Mais Brian Mulroney a défendu ce dossier avec vigueur et passion, indique le journaliste. C’est son gouvernement qui a « ouvert la voie » à une époque où Nelson Mandela avait besoin d’alliés à travers le monde. Kennedy relève que, pour l’ancien premier ministre, l’apartheid était l’équivalent du nazisme. Il fallait agir, peu importe si des partenaires comme Londres et Washington — où le président Reagan craignait que Mandela et les autres leaders du Congrès national africain soient des communistes — y étaient opposés.

 

« L’histoire a démontré à quel point Reagan avait tort et à quel point les instincts de Mulroney étaient bons », indique Mark Kennedy. Ce fut de fait probablement le plus grand moment de Brian Mulroney comme premier ministre, ajoute Michael Den Tandt dans Postmedia.

 

Mulroney n’était toutefois pas le premier Canadien à se préoccuper de la situation sud-africaine, rappelait Raymond Heard dans l’Ottawa Citizen. Car John Diefenbaker (premier ministre de 1957 à 1963) avait fait une virulente sortie contre le régime de l’apartheid en 1961, lors de la rencontre des chefs d’État du Commonwealth. Son intervention avait contribué à ce que l’Afrique du Sud soit expulsée de l’organisation cette même année.

 

« Ce fut, de la part d’un politicien souvent dysfonctionnel, un moment brillant », écrit Heard, qui a couvert de près toute l’histoire de ce régime.


La réforme Chong

 

Avant que la mort de Nelson Mandela n’occulte toutes les autres nouvelles nationales, les chroniqueurs du Canada anglais s’étaient beaucoup intéressés à l’initiative du député conservateur Michael Chong. Ce dernier souhaite une réforme démocratique qui donnerait notamment aux députés le pouvoir d’exiger un vote de confiance envers leur chef (si 15 % d’entre eux le demandent). Son projet enlèverait aussi aux chefs de parti le pouvoir final de décider qui sera candidat dans une circonscription. Ce serait aux associations locales de décider.

 

Andrew Coyne a consacré deux textes au sujet. Dans le premier, il indique que le débat soulevé par Chong mérite une attention particulière. Bien sûr, ses propositions sont un peu risquées. Mais nous courons déjà des risques avec le statu quo actuel, dit Coyne : risque que nos élus n’aient plus de pouvoir réel et qu’ils ne servent plus qu’à applaudir leur chef. Risque que le Parlement perde toute utilité réelle.
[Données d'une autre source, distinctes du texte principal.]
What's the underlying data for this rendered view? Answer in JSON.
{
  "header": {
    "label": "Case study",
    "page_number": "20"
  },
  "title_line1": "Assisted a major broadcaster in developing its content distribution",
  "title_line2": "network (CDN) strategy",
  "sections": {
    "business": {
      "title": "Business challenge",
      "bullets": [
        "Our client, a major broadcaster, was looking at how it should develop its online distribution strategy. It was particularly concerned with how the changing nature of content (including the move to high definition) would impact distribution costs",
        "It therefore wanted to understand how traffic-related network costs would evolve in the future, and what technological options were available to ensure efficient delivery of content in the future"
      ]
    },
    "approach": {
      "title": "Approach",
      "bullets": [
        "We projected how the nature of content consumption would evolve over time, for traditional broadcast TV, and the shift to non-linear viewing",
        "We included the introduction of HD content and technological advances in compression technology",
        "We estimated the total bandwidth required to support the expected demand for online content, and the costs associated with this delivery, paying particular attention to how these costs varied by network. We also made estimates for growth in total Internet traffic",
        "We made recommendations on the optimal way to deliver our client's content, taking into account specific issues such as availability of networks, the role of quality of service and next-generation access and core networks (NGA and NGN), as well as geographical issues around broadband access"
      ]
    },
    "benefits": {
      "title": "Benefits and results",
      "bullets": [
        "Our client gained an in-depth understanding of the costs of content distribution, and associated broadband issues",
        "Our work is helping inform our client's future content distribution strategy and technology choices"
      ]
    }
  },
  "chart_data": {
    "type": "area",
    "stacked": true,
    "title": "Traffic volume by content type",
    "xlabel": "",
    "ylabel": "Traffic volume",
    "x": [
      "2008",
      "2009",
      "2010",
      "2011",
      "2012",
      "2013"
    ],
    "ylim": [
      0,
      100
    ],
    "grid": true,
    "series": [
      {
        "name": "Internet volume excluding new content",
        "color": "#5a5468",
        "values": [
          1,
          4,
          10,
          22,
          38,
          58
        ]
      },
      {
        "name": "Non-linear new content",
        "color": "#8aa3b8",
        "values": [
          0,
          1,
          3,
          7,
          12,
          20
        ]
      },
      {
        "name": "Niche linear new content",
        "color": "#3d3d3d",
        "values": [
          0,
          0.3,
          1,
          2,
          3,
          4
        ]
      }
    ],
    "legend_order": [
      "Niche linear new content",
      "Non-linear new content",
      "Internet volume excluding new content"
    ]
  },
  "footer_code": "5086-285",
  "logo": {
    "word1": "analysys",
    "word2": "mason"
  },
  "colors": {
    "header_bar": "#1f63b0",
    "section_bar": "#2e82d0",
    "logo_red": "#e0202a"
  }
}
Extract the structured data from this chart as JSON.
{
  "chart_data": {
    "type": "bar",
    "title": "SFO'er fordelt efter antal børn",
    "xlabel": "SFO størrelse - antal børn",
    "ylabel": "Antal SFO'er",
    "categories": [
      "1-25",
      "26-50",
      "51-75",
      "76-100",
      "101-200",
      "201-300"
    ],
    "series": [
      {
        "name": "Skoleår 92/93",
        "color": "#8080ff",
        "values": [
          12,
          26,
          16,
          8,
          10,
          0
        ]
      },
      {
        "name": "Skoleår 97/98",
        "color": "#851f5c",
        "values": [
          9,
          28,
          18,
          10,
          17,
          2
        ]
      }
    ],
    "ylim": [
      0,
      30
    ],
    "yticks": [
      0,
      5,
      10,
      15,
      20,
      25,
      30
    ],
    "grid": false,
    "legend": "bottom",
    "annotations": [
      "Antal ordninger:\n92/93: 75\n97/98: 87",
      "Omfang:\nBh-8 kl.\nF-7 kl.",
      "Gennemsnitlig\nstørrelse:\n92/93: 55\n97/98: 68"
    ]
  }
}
Risque que notre système de démocratie parlementaire ne soit plus parlementaire ni démocratique. « Nous avons une occasion de changer ça », pense-t-il.

 

Dans le Toronto Star, Chantal Hébert note qu’il n’y a pas besoin d’un projet de loi pour permettre aux députés de se débarrasser d’un chef mal aimé. John Turner, Stockwell Day et Jean Chrétien peuvent en témoigner, rappelle-t-elle. Hébert n’est pas convaincue par les propositions de Chong — notamment celle de donner un pouvoir absolu aux associations locales. Cela peut ouvrir la porte à des prises d’assaut de certains groupes d’intérêts, dit-elle, en rappelant le travail des militants anti-avortement à la fin des années 1980.

 

Mais le débat qui s’amorce est « nécessaire depuis longtemps » et pourrait être bénéfique, croit Chantal Hébert. Le traitement dont a besoin le Parlement est important, dit-elle. Le projet Chong n’est qu’une première étape.